With a sub-pixel accuracy were, also, recovered the raw data from Dataset #6. In
Figure 8a,c one can observe the important initial displacements of over 33 pixels. The developed algorithm managed to register all spectral bands and recover their geometry (
Figure 8b,d). The resulting overall registration error (
Table 1) was 0.35 pixels while the spectral bands at 580 nm and 685 nm were the key ones during the third processing step where 4117 correspondences were calculated for the first and second group and 1583 ones for the first and third group.

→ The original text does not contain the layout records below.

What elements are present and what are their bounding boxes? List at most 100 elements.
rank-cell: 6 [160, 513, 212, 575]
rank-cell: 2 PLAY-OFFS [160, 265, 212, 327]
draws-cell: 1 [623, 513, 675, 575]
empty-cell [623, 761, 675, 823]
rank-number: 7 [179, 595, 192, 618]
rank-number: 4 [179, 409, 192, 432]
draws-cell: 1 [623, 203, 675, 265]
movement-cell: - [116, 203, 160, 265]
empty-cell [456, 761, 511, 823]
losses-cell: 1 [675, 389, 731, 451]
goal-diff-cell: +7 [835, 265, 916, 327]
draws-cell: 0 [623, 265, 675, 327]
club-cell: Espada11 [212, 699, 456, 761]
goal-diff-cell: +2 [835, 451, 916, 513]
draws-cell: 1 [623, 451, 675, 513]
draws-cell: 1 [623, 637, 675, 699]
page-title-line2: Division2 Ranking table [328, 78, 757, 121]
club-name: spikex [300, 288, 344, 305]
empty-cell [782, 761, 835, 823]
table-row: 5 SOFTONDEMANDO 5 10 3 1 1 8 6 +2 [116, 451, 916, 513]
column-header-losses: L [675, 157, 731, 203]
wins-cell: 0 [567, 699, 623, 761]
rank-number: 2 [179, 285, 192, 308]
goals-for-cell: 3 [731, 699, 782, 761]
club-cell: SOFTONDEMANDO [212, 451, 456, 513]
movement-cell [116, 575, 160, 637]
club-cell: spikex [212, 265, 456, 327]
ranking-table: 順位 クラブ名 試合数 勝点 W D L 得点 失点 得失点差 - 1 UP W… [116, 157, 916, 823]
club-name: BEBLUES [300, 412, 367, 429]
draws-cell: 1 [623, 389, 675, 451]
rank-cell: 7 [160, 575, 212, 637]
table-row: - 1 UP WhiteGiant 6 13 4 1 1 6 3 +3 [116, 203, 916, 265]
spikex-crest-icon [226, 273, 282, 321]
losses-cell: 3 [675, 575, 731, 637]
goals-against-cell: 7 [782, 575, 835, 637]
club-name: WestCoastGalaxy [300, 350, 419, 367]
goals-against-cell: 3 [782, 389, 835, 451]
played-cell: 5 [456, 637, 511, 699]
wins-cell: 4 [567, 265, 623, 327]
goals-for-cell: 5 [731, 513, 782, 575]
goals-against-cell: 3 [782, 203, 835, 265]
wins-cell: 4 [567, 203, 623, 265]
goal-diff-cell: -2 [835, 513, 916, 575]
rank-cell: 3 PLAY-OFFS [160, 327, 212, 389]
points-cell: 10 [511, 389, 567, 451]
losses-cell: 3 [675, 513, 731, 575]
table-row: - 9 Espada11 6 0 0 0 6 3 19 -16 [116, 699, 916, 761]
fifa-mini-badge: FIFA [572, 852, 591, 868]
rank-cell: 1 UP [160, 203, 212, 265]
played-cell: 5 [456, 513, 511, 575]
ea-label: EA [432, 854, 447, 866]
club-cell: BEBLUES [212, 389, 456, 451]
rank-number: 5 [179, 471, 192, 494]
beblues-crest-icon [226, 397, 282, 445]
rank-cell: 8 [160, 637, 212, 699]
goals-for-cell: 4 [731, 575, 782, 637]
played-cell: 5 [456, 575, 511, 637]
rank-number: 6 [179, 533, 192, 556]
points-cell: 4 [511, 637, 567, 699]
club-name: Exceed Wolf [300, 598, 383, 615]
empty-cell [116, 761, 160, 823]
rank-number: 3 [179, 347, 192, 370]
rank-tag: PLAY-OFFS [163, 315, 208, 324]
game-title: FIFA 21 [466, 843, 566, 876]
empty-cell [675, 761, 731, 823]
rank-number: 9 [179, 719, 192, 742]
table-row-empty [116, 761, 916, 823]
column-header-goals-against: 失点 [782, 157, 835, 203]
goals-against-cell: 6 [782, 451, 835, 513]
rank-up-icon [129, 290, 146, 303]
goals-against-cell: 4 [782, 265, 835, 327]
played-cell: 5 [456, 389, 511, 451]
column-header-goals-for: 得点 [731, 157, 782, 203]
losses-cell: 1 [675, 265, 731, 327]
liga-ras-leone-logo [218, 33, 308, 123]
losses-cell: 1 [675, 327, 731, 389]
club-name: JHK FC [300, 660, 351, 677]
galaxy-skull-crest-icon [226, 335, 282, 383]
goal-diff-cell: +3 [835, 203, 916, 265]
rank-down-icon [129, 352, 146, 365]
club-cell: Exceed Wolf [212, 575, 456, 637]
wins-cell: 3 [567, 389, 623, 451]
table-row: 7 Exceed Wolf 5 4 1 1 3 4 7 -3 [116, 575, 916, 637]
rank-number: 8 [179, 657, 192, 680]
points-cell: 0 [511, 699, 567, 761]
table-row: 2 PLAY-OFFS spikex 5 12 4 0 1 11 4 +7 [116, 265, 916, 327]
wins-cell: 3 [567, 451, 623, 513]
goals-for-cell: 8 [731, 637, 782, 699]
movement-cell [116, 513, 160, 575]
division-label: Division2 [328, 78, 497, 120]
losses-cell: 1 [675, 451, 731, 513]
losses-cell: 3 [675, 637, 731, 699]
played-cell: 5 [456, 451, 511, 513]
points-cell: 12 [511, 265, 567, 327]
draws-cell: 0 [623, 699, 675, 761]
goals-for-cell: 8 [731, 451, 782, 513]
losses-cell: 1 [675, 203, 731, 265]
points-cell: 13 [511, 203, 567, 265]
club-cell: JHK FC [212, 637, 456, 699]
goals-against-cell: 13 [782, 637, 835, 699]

4. Conclusions and Future Perspectives
In this paper, an algorithm for the automatic registration of frame hyperspectral data has been developed and evaluated. The algorithm is relatively fast and efficient. It is based on feature descriptors and the decomposition of the problem into three basic processing steps. The operated wavelength is divided in an appropriate number of spectral groups. Then the co-registration of all the spectral bands of each group is performed. In particular, after sorting the spectral bands in terms of spectral variance and proximity to the key changing spectral regions, the appropriate bands are selected for the co-registration inside and in-between the MSGs. We narrow effectively the search space of solutions by selecting in an unsupervised manner the spectral bands which can lead quickly to the solution. Even with much illumination changes, rotation and translation effects, the image descriptors can find enough correspondences and result to an acceptable accuracy. In all experimental results with different descriptors the algorithm rapidly converged with low errors. The ASIFT descriptor resulted into the best spatial accuracy by delivering more inliers but at the same time was the slowest one. On the other hand, the standard SIFT descriptor detected less inliers with relative low errors and lower overall processing time. The SURF descriptor was the more sensitive one to outliers and therefore provided the lower co-registration accuracy. Overall, the algorithm converged in all cases in a few minutes, with the source code written in Matlab®) allowing real-time application and real-time hypercube registration through an optimized C/C++ implementation. In particular, the entire process using the SURF algorithm, was completed in about 10–15 min, using the SIFT descriptor was completed in maximum 8 min. The ASIFT descriptor required much more time i.e., from at least 30 to 90 min, depending on the number of the detected inliers. The developed algorithm has been evaluated both qualitatively and quantitative over different datasets, both in rural, agricultural and peri-urban areas. In particular, in agricultural areas errors were larger since in contrast to the structured ones, their smooth structure and texture produce a limited number of correspondences. The experimental results and their validation appear promising. Even with significant spectral variation and important rotation and translation effects, the methodology can deliver enough inliers with adequate accuracy.